大塩平八郎・北一輝、三島由紀夫たちの行動を深く律したリゴリズムやストイズムは、王陽明の思想と無関係ではないからである。
新著『陽明学のすすめ』は、陽明思想を学術的に追求した研究書ではない。平成維新とも言われる激動の現代を力強く生き抜くための指針を示した行動の書であり、予言の書でもある。

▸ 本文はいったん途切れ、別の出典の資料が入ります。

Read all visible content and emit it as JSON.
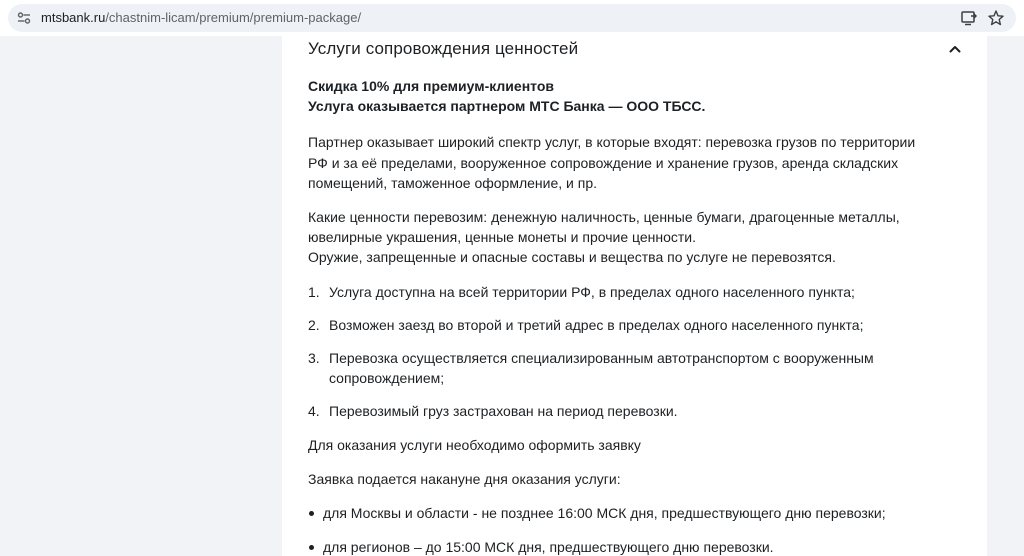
{
  "browser": {
    "url_host": "mtsbank.ru",
    "url_path": "/chastnim-licam/premium/premium-package/"
  },
  "section": {
    "title": "Услуги сопровождения ценностей",
    "bold_lines": [
      "Скидка 10% для премиум-клиентов",
      "Услуга оказывается партнером МТС Банка — ООО ТБСС."
    ],
    "paragraph_services": "Партнер оказывает широкий спектр услуг, в которые входят: перевозка грузов по территории РФ и за её пределами, вооруженное сопровождение и хранение грузов, аренда складских помещений, таможенное оформление, и пр.",
    "paragraph_values_1": "Какие ценности перевозим: денежную наличность, ценные бумаги, драгоценные металлы, ювелирные украшения, ценные монеты и прочие ценности.",
    "paragraph_values_2": "Оружие, запрещенные и опасные составы и вещества по услуге не перевозятся.",
    "numbered_items": [
      {
        "num": "1.",
        "text": "Услуга доступна на всей территории РФ, в пределах одного населенного пункта;"
      },
      {
        "num": "2.",
        "text": "Возможен заезд во второй и третий адрес в пределах одного населенного пункта;"
      },
      {
        "num": "3.",
        "text": "Перевозка осуществляется специализированным автотранспортом с вооруженным сопровождением;"
      },
      {
        "num": "4.",
        "text": "Перевозимый груз застрахован на период перевозки."
      }
    ],
    "application_note": "Для оказания услуги необходимо оформить заявку",
    "application_timing": "Заявка подается накануне дня оказания услуги:",
    "bullet_items": [
      "для Москвы и области - не позднее 16:00 МСК дня, предшествующего дню перевозки;",
      "для регионов – до 15:00 МСК дня, предшествующего дню перевозки."
    ]
  }
}
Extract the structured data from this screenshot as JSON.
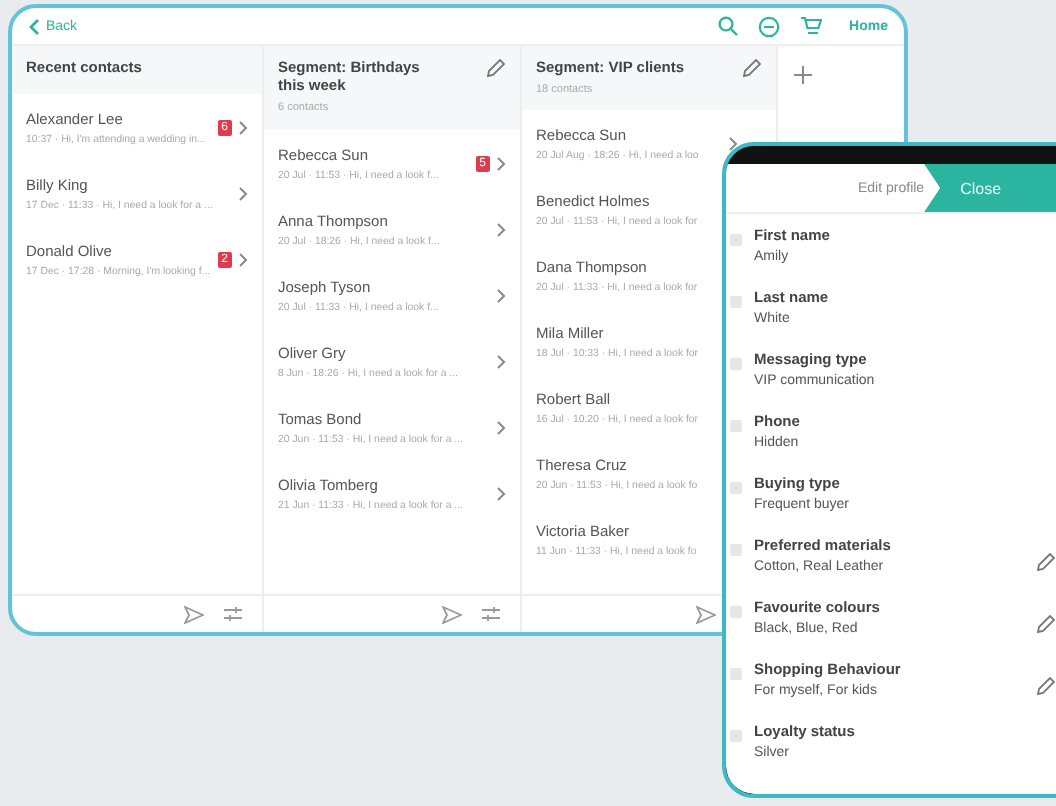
{
  "tablet": {
    "back": "Back",
    "home": "Home",
    "columns": [
      {
        "title": "Recent contacts",
        "editable": false,
        "rows": [
          {
            "name": "Alexander Lee",
            "preview": "10:37 · Hi, I'm attending a wedding in...",
            "badge": "6",
            "chevron": true
          },
          {
            "name": "Billy King",
            "preview": "17 Dec · 11:33 · Hi, I need a look for a ...",
            "chevron": true
          },
          {
            "name": "Donald Olive",
            "preview": "17 Dec · 17:28 · Morning, I'm looking f...",
            "badge": "2",
            "chevron": true
          }
        ]
      },
      {
        "title": "Segment: Birthdays this week",
        "subtitle": "6 contacts",
        "editable": true,
        "rows": [
          {
            "name": "Rebecca Sun",
            "preview": "20 Jul · 11:53 · Hi, I need a look f...",
            "badge": "5",
            "chevron": true
          },
          {
            "name": "Anna Thompson",
            "preview": "20 Jul · 18:26 · Hi, I need a look f...",
            "chevron": true
          },
          {
            "name": "Joseph Tyson",
            "preview": "20 Jul · 11:33 · Hi, I need a look f...",
            "chevron": true
          },
          {
            "name": "Oliver Gry",
            "preview": "8 Jun · 18:26 · Hi, I need a look for a ...",
            "chevron": true
          },
          {
            "name": "Tomas Bond",
            "preview": "20 Jun · 11:53 · Hi, I need a look for a ...",
            "chevron": true
          },
          {
            "name": "Olivia Tomberg",
            "preview": "21 Jun · 11:33 · Hi, I need a look for a ...",
            "chevron": true
          }
        ]
      },
      {
        "title": "Segment: VIP clients",
        "subtitle": "18 contacts",
        "editable": true,
        "rows": [
          {
            "name": "Rebecca Sun",
            "preview": "20 Jul Aug · 18:26 · Hi, I need a loo",
            "chevron": true
          },
          {
            "name": "Benedict Holmes",
            "preview": "20 Jul · 11:53 · Hi, I need a look for",
            "chevron": false
          },
          {
            "name": "Dana Thompson",
            "preview": "20 Jul · 11:33 · Hi, I need a look for",
            "chevron": false
          },
          {
            "name": "Mila Miller",
            "preview": "18 Jul · 10:33 · Hi, I need a look for",
            "chevron": false
          },
          {
            "name": "Robert Ball",
            "preview": "16 Jul · 10:20 · Hi, I need a look for",
            "chevron": false
          },
          {
            "name": "Theresa Cruz",
            "preview": "20 Jun · 11:53 · Hi, I need a look fo",
            "chevron": false
          },
          {
            "name": "Victoria Baker",
            "preview": "11 Jun · 11:33 · Hi, I need a look fo",
            "chevron": false
          }
        ]
      }
    ]
  },
  "phone": {
    "title": "Edit profile",
    "close": "Close",
    "fields": [
      {
        "label": "First name",
        "value": "Amily",
        "editable": false
      },
      {
        "label": "Last name",
        "value": "White",
        "editable": false
      },
      {
        "label": "Messaging type",
        "value": "VIP communication",
        "editable": false
      },
      {
        "label": "Phone",
        "value": "Hidden",
        "editable": false
      },
      {
        "label": "Buying type",
        "value": "Frequent buyer",
        "editable": false
      },
      {
        "label": "Preferred materials",
        "value": "Cotton, Real Leather",
        "editable": true
      },
      {
        "label": "Favourite colours",
        "value": "Black, Blue, Red",
        "editable": true
      },
      {
        "label": "Shopping Behaviour",
        "value": "For myself, For kids",
        "editable": true
      },
      {
        "label": "Loyalty status",
        "value": "Silver",
        "editable": false
      }
    ]
  }
}
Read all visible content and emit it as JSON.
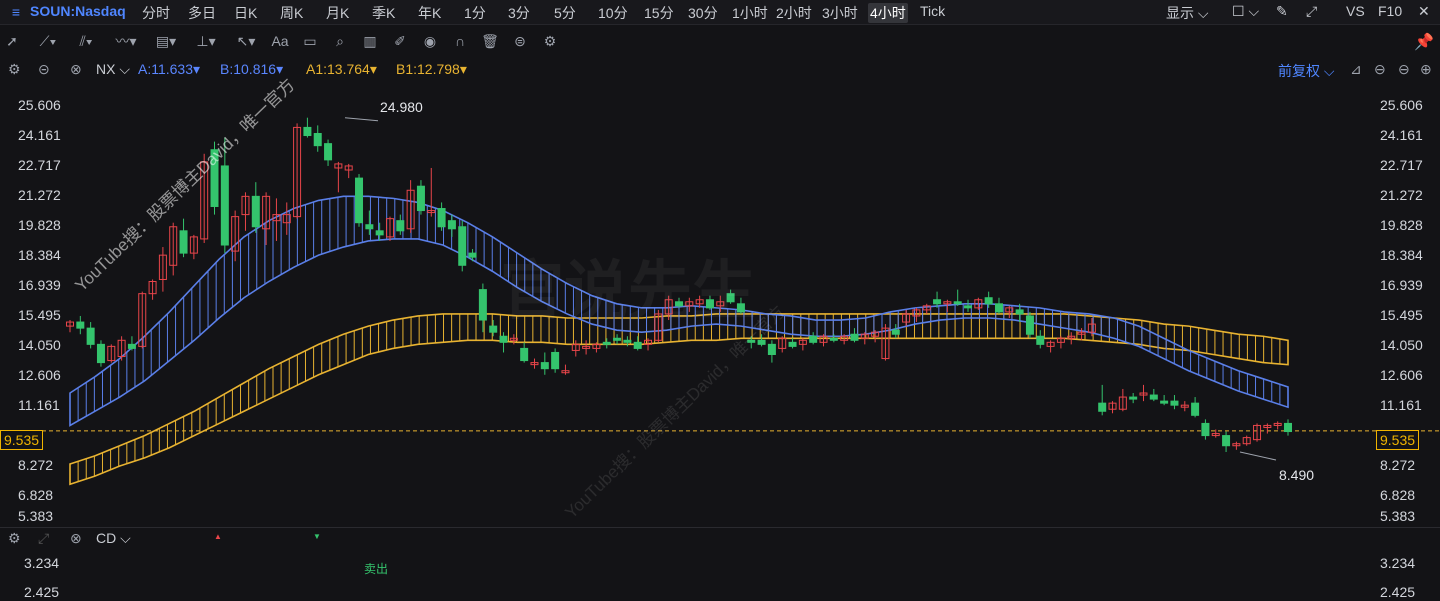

本書は、「王陽明の人物像」と「抜本塞源論」の二章で構成されている。「王陽明の人物像」では、陽明という人間の精神構造やその生涯が見事な手さばきで腑分けされていることに驚く。(王陽明は)「幸せも不幸せも、大きいものを沢山受け止めた人物であった」と著者は言う。この評言は、陽明の大きさを伝えているばかりでなく、陽明をそのように捉えることができたこの著者自身のスケールの大きさもまた語っていると言えよう。
「抜本塞源論」は、「第一条学問の混迷」から「第十五条抜本塞源論」に至るまで、全十五条にわたって「抜本塞源論」の原文を平易かつ独創的に読み下し、さらにそのしんじつについて深い経験知を縦横に織り交ぜつつ、語り及んでいる。
著者は、すでに『渋澤論語をよむ』『新釈 佐藤一斎「重職心得箇条」』『財政破綻を救う「山田方谷・理財論」』などを著して、あるべき経営哲学のすがたを世に示した。それらの根本思想としての陽明学をテーマとしたものが本書である。
また参考文献や王陽明の略年譜などが巻末にあるが、これはまことにありがたい。
福沢諭吉の『学問ノスヽメ』は、いわば明治啓蒙思想のスタンダードとなった。
『陽明学のすすめ』が、当代思想のスタンダードになるかどうかはわからない。しかし、本書が困難な現代を生きる私達を鼓舞する力を備えていることは間違いない。